= Saliou Coumbassa =

Guinean politician (1932–2003)

Saliou Coumbassa (2 February 1932, in Baralandé - 30 September 2003) was a Guinean politician and educator.

He was admitted to Van Wollenhoven school in Dakar in 1949, where he obtained two bachelor's degrees, before entering the École normale supérieure William Ponty in Senegal, where he became a teacher certified in elementary education. After military service, he returned to Guinea in 1957 and first taught at Kindia Wassou application school, where he was a colleague of poet and writer David Diop. In Kindia, he further taught at the Friguiagbé elementary school, where for a time he was the director.

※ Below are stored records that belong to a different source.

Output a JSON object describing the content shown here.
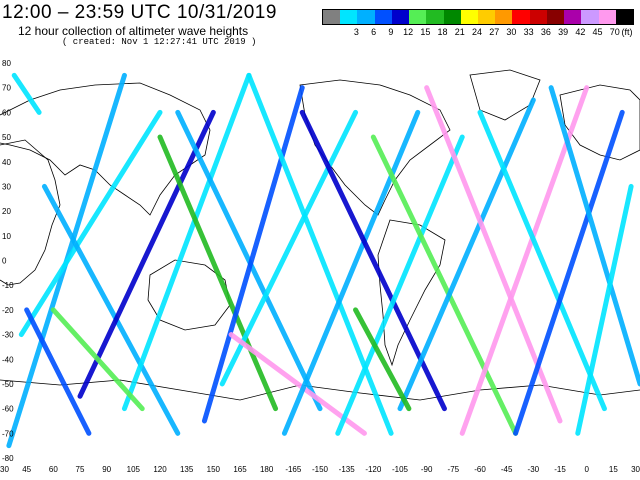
{
  "header": {
    "title": "12:00 – 23:59 UTC 10/31/2019",
    "subtitle": "12 hour collection of altimeter wave heights",
    "created": "( created: Nov 1 12:27:41 UTC 2019 )"
  },
  "legend": {
    "unit": "(ft)",
    "items": [
      {
        "label": "",
        "color": "#808080"
      },
      {
        "label": "3",
        "color": "#00e5ff"
      },
      {
        "label": "6",
        "color": "#00b0ff"
      },
      {
        "label": "9",
        "color": "#0050ff"
      },
      {
        "label": "12",
        "color": "#0000cc"
      },
      {
        "label": "15",
        "color": "#55ee55"
      },
      {
        "label": "18",
        "color": "#22bb22"
      },
      {
        "label": "21",
        "color": "#008800"
      },
      {
        "label": "24",
        "color": "#ffff00"
      },
      {
        "label": "27",
        "color": "#ffcc00"
      },
      {
        "label": "30",
        "color": "#ff9900"
      },
      {
        "label": "33",
        "color": "#ff0000"
      },
      {
        "label": "36",
        "color": "#cc0000"
      },
      {
        "label": "39",
        "color": "#880000"
      },
      {
        "label": "42",
        "color": "#aa00aa"
      },
      {
        "label": "45",
        "color": "#cc99ff"
      },
      {
        "label": "70",
        "color": "#ff99ee"
      },
      {
        "label": "",
        "color": "#000000"
      }
    ]
  },
  "map": {
    "lat_labels": [
      "80",
      "70",
      "60",
      "50",
      "40",
      "30",
      "20",
      "10",
      "0",
      "-10",
      "-20",
      "-30",
      "-40",
      "-50",
      "-60",
      "-70",
      "-80"
    ],
    "lon_labels": [
      "30",
      "45",
      "60",
      "75",
      "90",
      "105",
      "120",
      "135",
      "150",
      "165",
      "180",
      "-165",
      "-150",
      "-135",
      "-120",
      "-105",
      "-90",
      "-75",
      "-60",
      "-45",
      "-30",
      "-15",
      "0",
      "15",
      "30"
    ],
    "tracks": [
      {
        "lon": [
          35,
          100
        ],
        "lat": [
          -75,
          75
        ],
        "color": "#00b0ff"
      },
      {
        "lon": [
          38,
          52
        ],
        "lat": [
          75,
          60
        ],
        "color": "#00e5ff"
      },
      {
        "lon": [
          42,
          120
        ],
        "lat": [
          -30,
          60
        ],
        "color": "#00e5ff"
      },
      {
        "lon": [
          45,
          80
        ],
        "lat": [
          -20,
          -70
        ],
        "color": "#0050ff"
      },
      {
        "lon": [
          55,
          130
        ],
        "lat": [
          30,
          -70
        ],
        "color": "#00b0ff"
      },
      {
        "lon": [
          75,
          150
        ],
        "lat": [
          -55,
          60
        ],
        "color": "#0000cc"
      },
      {
        "lon": [
          100,
          170
        ],
        "lat": [
          -60,
          75
        ],
        "color": "#00e5ff"
      },
      {
        "lon": [
          120,
          185
        ],
        "lat": [
          50,
          -60
        ],
        "color": "#22bb22"
      },
      {
        "lon": [
          130,
          210
        ],
        "lat": [
          60,
          -60
        ],
        "color": "#00b0ff"
      },
      {
        "lon": [
          145,
          200
        ],
        "lat": [
          -65,
          70
        ],
        "color": "#0050ff"
      },
      {
        "lon": [
          155,
          230
        ],
        "lat": [
          -50,
          60
        ],
        "color": "#00e5ff"
      },
      {
        "lon": [
          160,
          235
        ],
        "lat": [
          -30,
          -70
        ],
        "color": "#ff99ee"
      },
      {
        "lon": [
          170,
          250
        ],
        "lat": [
          75,
          -70
        ],
        "color": "#00e5ff"
      },
      {
        "lon": [
          190,
          265
        ],
        "lat": [
          -70,
          60
        ],
        "color": "#00b0ff"
      },
      {
        "lon": [
          200,
          280
        ],
        "lat": [
          60,
          -60
        ],
        "color": "#0000cc"
      },
      {
        "lon": [
          220,
          290
        ],
        "lat": [
          -70,
          50
        ],
        "color": "#00e5ff"
      },
      {
        "lon": [
          240,
          320
        ],
        "lat": [
          50,
          -70
        ],
        "color": "#55ee55"
      },
      {
        "lon": [
          255,
          330
        ],
        "lat": [
          -60,
          65
        ],
        "color": "#00b0ff"
      },
      {
        "lon": [
          270,
          345
        ],
        "lat": [
          70,
          -65
        ],
        "color": "#ff99ee"
      },
      {
        "lon": [
          290,
          360
        ],
        "lat": [
          -70,
          70
        ],
        "color": "#ff99ee"
      },
      {
        "lon": [
          300,
          370
        ],
        "lat": [
          60,
          -60
        ],
        "color": "#00e5ff"
      },
      {
        "lon": [
          320,
          380
        ],
        "lat": [
          -70,
          60
        ],
        "color": "#0050ff"
      },
      {
        "lon": [
          340,
          390
        ],
        "lat": [
          70,
          -50
        ],
        "color": "#00b0ff"
      },
      {
        "lon": [
          355,
          385
        ],
        "lat": [
          -70,
          30
        ],
        "color": "#00e5ff"
      },
      {
        "lon": [
          60,
          110
        ],
        "lat": [
          -20,
          -60
        ],
        "color": "#55ee55"
      },
      {
        "lon": [
          230,
          260
        ],
        "lat": [
          -20,
          -60
        ],
        "color": "#22bb22"
      }
    ]
  }
}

In 1960 he received a scholarship to study at the Faculty of Humanities of Bordeaux in France and obtained a degree. He then returned to Guinea in 1963, and resumed a teacher, teaching French. In 1964, he was appointed headmaster of Donka grammar school, and the following year he became inspector of schools in Kankan, the capital of Upper Guinea region, then Labé in Middle Guinea. In 1969 he was appointed inspector general of education at the Ministry of Education, and the following year President Ahmed Sékou Touré appointed him Secretary of State for Justice, a position where he succeeded Mohamed Kassory Bangoura. He was arrested in 1971, and spent nine years, six months and seventeen days in Camp Boiro.

Released from prison in 1981, he stayed away from public life until 1984, after the death Touré and the assumption of power by the military. In June 1984, he was one of the initiators of the project to overhaul and redevelopment of the Guinean education system. He was then UN Ambassador to Guinea from 1985 to 1987, and on 22 December 1985 the President of the Republic, General Lansana Conte, appointed him national education minister. In a cabinet reshuffle in February 1990, he became Minister of Social Affairs and Employment, until February 1991.